Date of Award

Fall 1982

Project Type

Dissertation

Program or Major

Psychology

Degree Name

Doctor of Philosophy

Abstract

A series of experiments examined the hypothesis that spatial and temporal variation are processed by separate visual mechanisms. The first set of experiments determined that contrast thresholds set using spatial and temporal criteria covaried for counterphase-flickered gratings over a wide range of spatial and temporal frequencies. The two threshold curves appeared more independent when gratings were drifted, but this probably resulted from different patterns of eye movements within the two tasks.

A second set of experiments measured the time-course of adaptation under conditions designed to isolate the two hypothetical mechanisms, in an attempt to record a temporal "fingerprint" characterizing each mechanism.
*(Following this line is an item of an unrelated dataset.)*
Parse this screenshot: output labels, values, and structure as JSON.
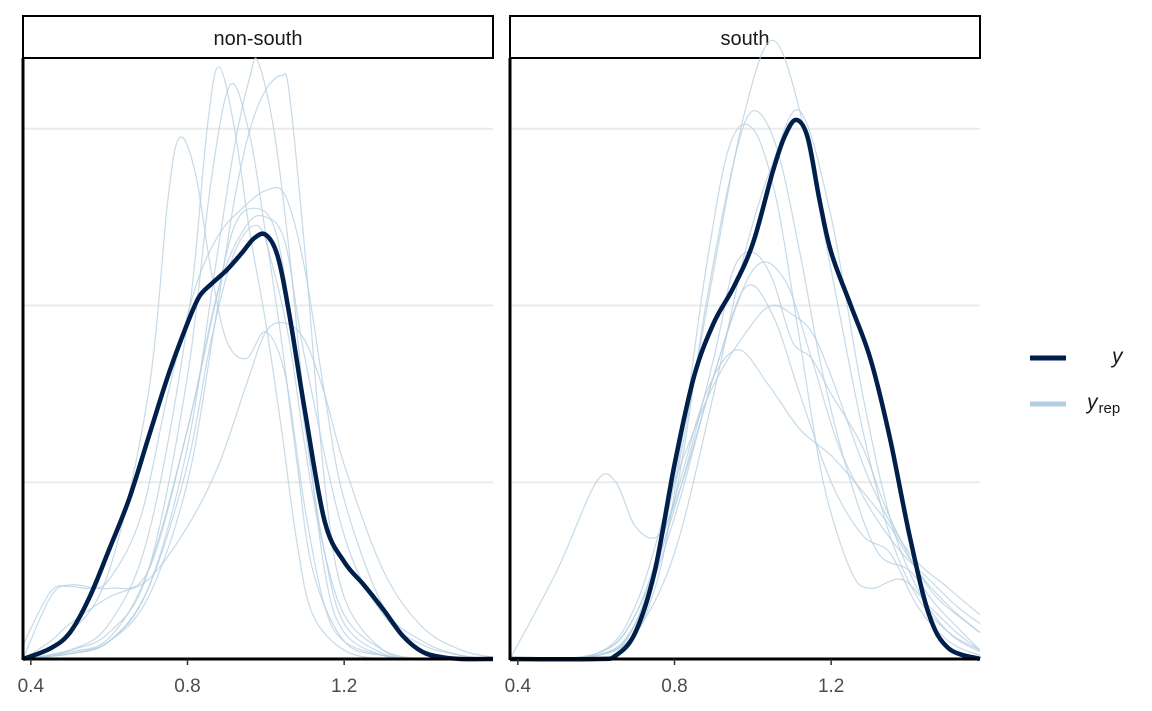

A test-probe procedure was used to determine contrast thresholds over 60 seconds of adaptation rise-time and 128 seconds of decay. Time constants of exponential curves fit to these data showed no pattern which could be related to the two mechanism hypothesis. A corresponding experiment categorized the appearance of near-threshold gratings during adaptation buildup and decay. When corrected for false-alarm rates, the perception of the stimuli were always pattern, or both pattern and flicker, even when a temporal mechanism should have performed the detection. These results uniformly fail to support the two mechanism hypothesis.